The flight attendant tells the woman it is a violation to record video on a flight, threatens her with federal prosecution and offers the man a free drink.
Call the Lawyers
Enraged, the woman immediately posts the video to the internet and contacts her attorney, filing a lawsuit against American Airlines and assault charges against the passenger behind her.
These disputes, which happen on every single flight, are usually waged by more passive-aggressive means.
A kneecap to the small of the back.
A few bangs on the tray table.
A stray fold of my newspaper irritatingly rubbing the top of the bald head now laying a few inches below my chin.
But we all know who is REALLY to blame here.
Yes, selfish unaware passengers who recline their seats have a special place reserved for them in the depths of hell — preferably strapped to a gurney with two demons perpetually banging their kneecaps with a ball pein hammer for eternity…
…but I digress…
…it is the airlines that created this passive-aggressive battle at 36,000 feet for personal space.

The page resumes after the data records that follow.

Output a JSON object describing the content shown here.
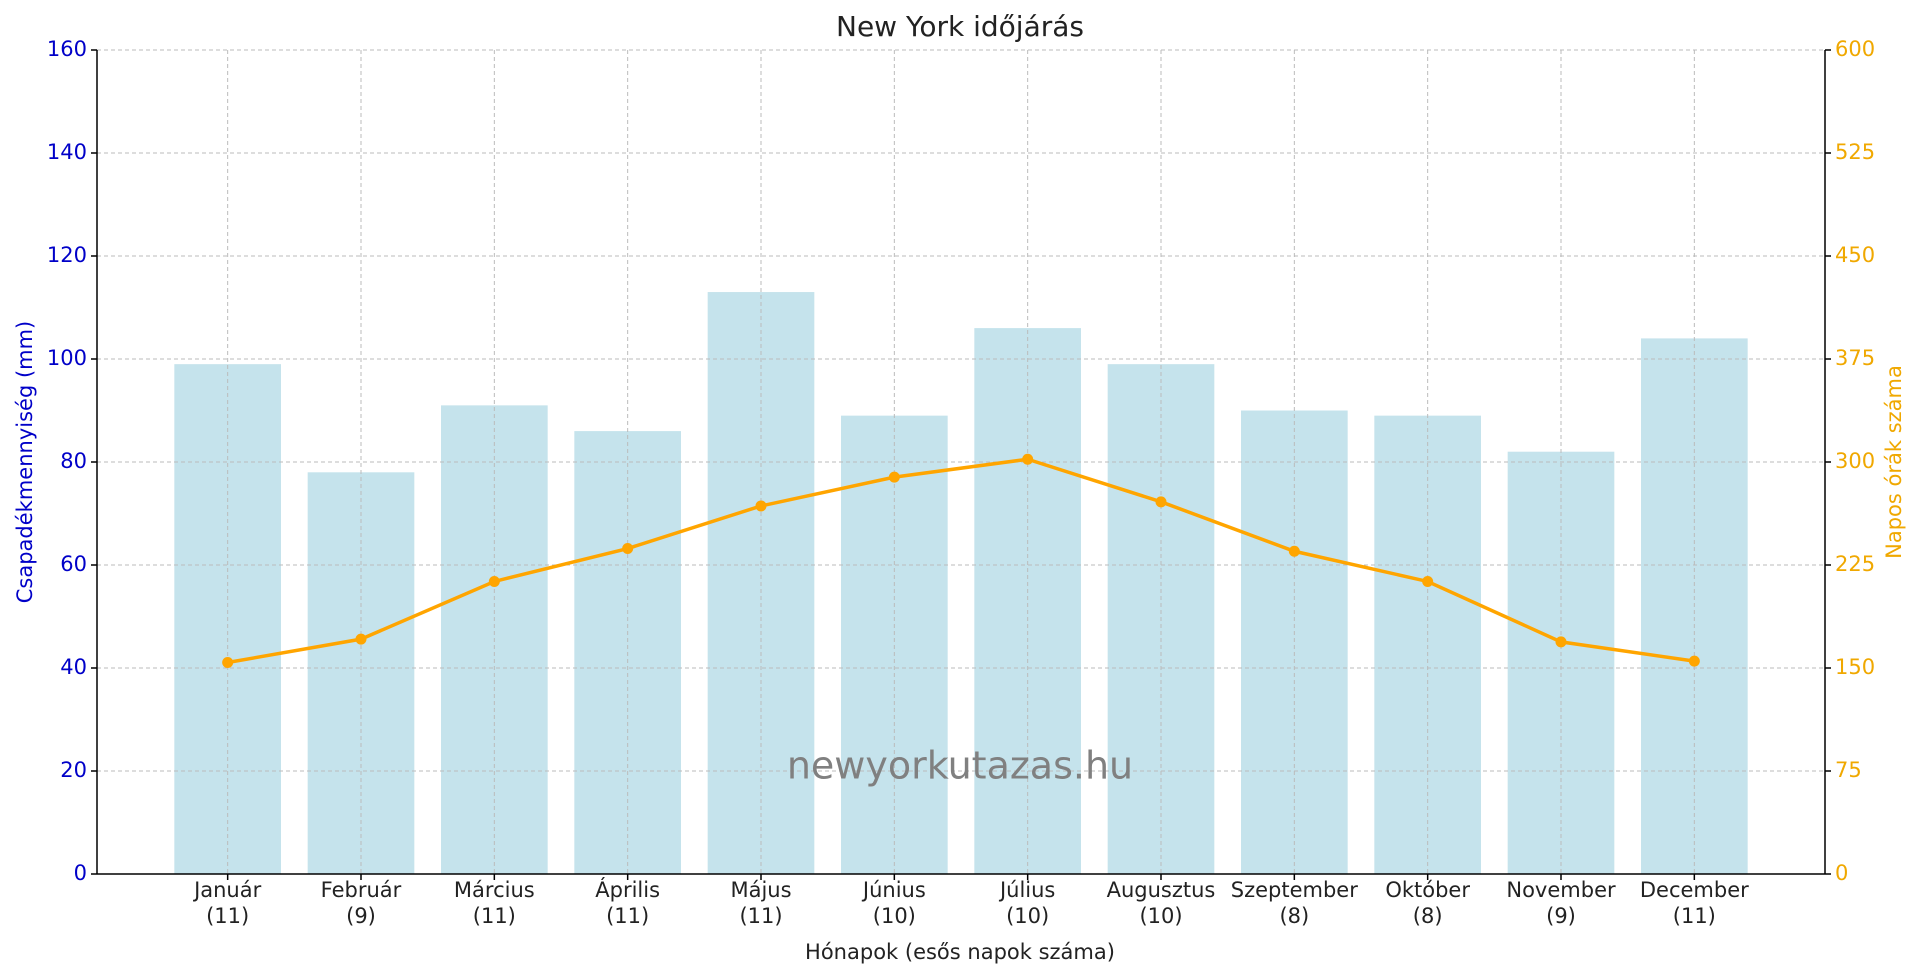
{
  "chart_data": {
    "type": "bar_line",
    "title": "New York időjárás",
    "x_label": "Hónapok (esős napok száma)",
    "y_label": "Csapadékmennyiség (mm)",
    "y2_label": "Napos órák száma",
    "annotation": "newyorkutazas.hu",
    "categories": [
      "Január",
      "Február",
      "Március",
      "Április",
      "Május",
      "Június",
      "Július",
      "Augusztus",
      "Szeptember",
      "Október",
      "November",
      "December"
    ],
    "category_sublabels": [
      "(11)",
      "(9)",
      "(11)",
      "(11)",
      "(11)",
      "(10)",
      "(10)",
      "(10)",
      "(8)",
      "(8)",
      "(9)",
      "(11)"
    ],
    "series": [
      {
        "type": "bar",
        "color": "#c5e3ec",
        "values": [
          99,
          78,
          91,
          86,
          113,
          89,
          106,
          99,
          90,
          89,
          82,
          104
        ]
      },
      {
        "type": "line",
        "axis": "y2",
        "color": "#ffa500",
        "values": [
          154,
          171,
          213,
          237,
          268,
          289,
          302,
          271,
          235,
          213,
          169,
          155
        ]
      }
    ],
    "ylim": [
      0,
      160
    ],
    "yticks": [
      0,
      20,
      40,
      60,
      80,
      100,
      120,
      140,
      160
    ],
    "y2lim": [
      0,
      600
    ],
    "y2ticks": [
      0,
      75,
      150,
      225,
      300,
      375,
      450,
      525,
      600
    ],
    "y_color": "#0000c8",
    "y2_color": "#f0a800",
    "grid": true
  }
}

Once upon a time, airlines provided enough space for normal-sized human beings to sit on their planes.
But the pitch between seats has steadily shrunk over the past four decades by more than eight inches.

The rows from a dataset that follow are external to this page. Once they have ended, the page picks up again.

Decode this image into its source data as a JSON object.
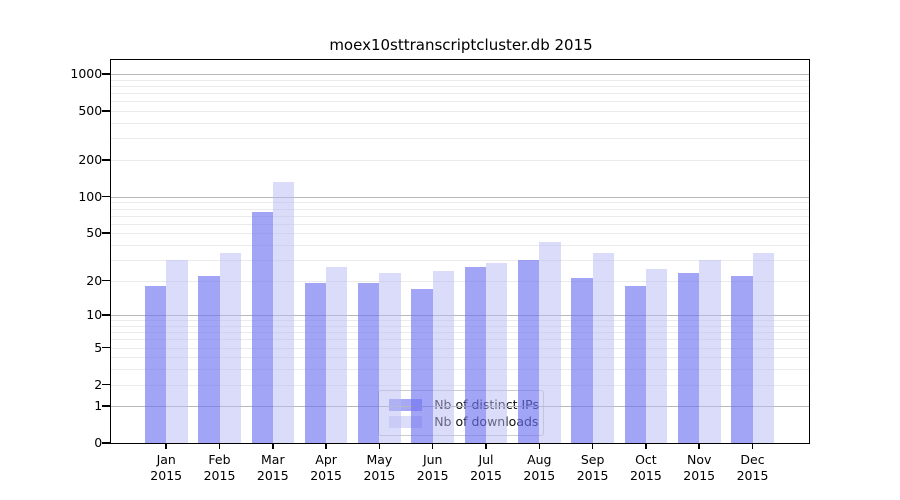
{
  "chart_data": {
    "type": "bar",
    "title": "moex10sttranscriptcluster.db 2015",
    "scale": "log1p",
    "grid": true,
    "legend_position": "lower center",
    "categories": [
      "Jan",
      "Feb",
      "Mar",
      "Apr",
      "May",
      "Jun",
      "Jul",
      "Aug",
      "Sep",
      "Oct",
      "Nov",
      "Dec"
    ],
    "year": "2015",
    "series": [
      {
        "name": "Nb of distinct IPs",
        "values": [
          18,
          22,
          75,
          19,
          19,
          17,
          26,
          30,
          21,
          18,
          23,
          22
        ],
        "swatch_color": "#a6a8f5",
        "fill_color": "rgba(110,113,240,0.64)"
      },
      {
        "name": "Nb of downloads",
        "values": [
          30,
          34,
          133,
          26,
          23,
          24,
          28,
          42,
          34,
          25,
          30,
          34
        ],
        "swatch_color": "#dcddf9",
        "fill_color": "rgba(183,185,245,0.5)"
      }
    ],
    "yticks": [
      0,
      1,
      2,
      5,
      10,
      20,
      50,
      100,
      200,
      500,
      1000
    ],
    "ylim": [
      0,
      1300
    ],
    "xlabel": "",
    "ylabel": "",
    "colors": {
      "grid_major": "#b8b8b8",
      "grid_minor": "#ebebeb",
      "axis": "#000000"
    }
  }
}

If you are naïve enough to believe the airlines are unaware of this untenable situation, then you need to read my theory on how airlines HATE their customers.
Two obvious solutions the airlines could provide to solve this problem are to provide enough space for people to fit on their planes — or, if that is too much to ask — at least get rid of the recline option and the little evil silver button altogether.

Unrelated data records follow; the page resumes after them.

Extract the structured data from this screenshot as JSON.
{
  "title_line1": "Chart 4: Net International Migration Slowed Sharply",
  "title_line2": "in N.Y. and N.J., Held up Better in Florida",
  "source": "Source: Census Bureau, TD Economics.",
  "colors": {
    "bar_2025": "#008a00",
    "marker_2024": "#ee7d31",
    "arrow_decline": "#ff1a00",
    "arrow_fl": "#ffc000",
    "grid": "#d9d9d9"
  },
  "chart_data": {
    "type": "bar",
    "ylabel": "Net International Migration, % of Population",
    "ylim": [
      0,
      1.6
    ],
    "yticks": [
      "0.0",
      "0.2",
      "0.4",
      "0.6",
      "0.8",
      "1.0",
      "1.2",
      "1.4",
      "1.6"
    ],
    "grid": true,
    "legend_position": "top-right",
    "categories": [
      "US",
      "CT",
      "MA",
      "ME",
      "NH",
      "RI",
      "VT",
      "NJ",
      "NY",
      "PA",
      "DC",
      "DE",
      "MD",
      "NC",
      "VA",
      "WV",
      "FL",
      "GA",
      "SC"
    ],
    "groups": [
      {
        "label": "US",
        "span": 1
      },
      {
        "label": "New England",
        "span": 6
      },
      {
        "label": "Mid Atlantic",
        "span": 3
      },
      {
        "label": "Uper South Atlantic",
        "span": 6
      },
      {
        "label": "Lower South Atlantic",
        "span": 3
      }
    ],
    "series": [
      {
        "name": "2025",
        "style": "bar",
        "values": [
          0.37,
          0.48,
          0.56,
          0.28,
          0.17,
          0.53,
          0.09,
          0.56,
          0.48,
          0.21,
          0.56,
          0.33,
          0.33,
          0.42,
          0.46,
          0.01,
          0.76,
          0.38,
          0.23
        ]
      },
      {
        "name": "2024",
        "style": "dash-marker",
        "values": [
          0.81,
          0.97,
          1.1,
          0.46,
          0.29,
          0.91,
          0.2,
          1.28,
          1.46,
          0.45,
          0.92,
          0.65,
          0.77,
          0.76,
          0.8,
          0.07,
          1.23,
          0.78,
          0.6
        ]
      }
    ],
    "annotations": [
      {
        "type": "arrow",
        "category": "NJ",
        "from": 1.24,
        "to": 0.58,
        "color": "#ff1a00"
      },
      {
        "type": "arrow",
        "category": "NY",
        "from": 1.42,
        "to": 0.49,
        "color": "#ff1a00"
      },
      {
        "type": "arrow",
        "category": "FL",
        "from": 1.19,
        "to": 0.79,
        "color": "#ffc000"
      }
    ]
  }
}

Torture is All Part of the Business Plan
But making passengers miserable and hate each other is all part of the modern airline business model.
I would go so far as to postulate that the viral video incident and resulting lawsuit against American Airlines is all part of their marketing plan.
The higher your expectations for misery, the more you are willing to pay the airline.
Any other industry wants to market to you all the wonderful benefits of its services.
The airlines market how tortuous their service is.
Just listen to Delta CEO Ed Bastian, in response to this seat recline controversy.
You Need to Pay (A Lot ) More for Comfort
After hilariously proclaiming that “We generally do not see that issue on Delta”, he quickly adds that passengers can always opt to pay more to sit in “Delta Comfort”, coach class seats that have what used to be normal legroom.
Do you see what he just did there?
Yes, we deliberately designed our seats to be tortuous for normal-sized human beings. However, if you pay us even more money, we will relieve some of the torture.
And by “pay us even more money” I mean A LOT of money, often hundreds of dollars more per flight.
The airlines are not in the business of getting you from Point A to Point B. They are in the business of dreaming up novel depraved methods to torture you — and then getting you to pay them to relieve some of the torture.
Well, they say what comes around, goes around. I guess we’ll all have to wait for the afterlife to see if that is true…
…but I have some suggestions.
For airline CEOs like Ed Bastian, forget the demons with ball pein hammers. That is WAY too good for them.
If I had anything to do with it, they will have a special “Airline CEO” corner of hell all to themselves — strapped into a coach seat on one of their planes for all eternity.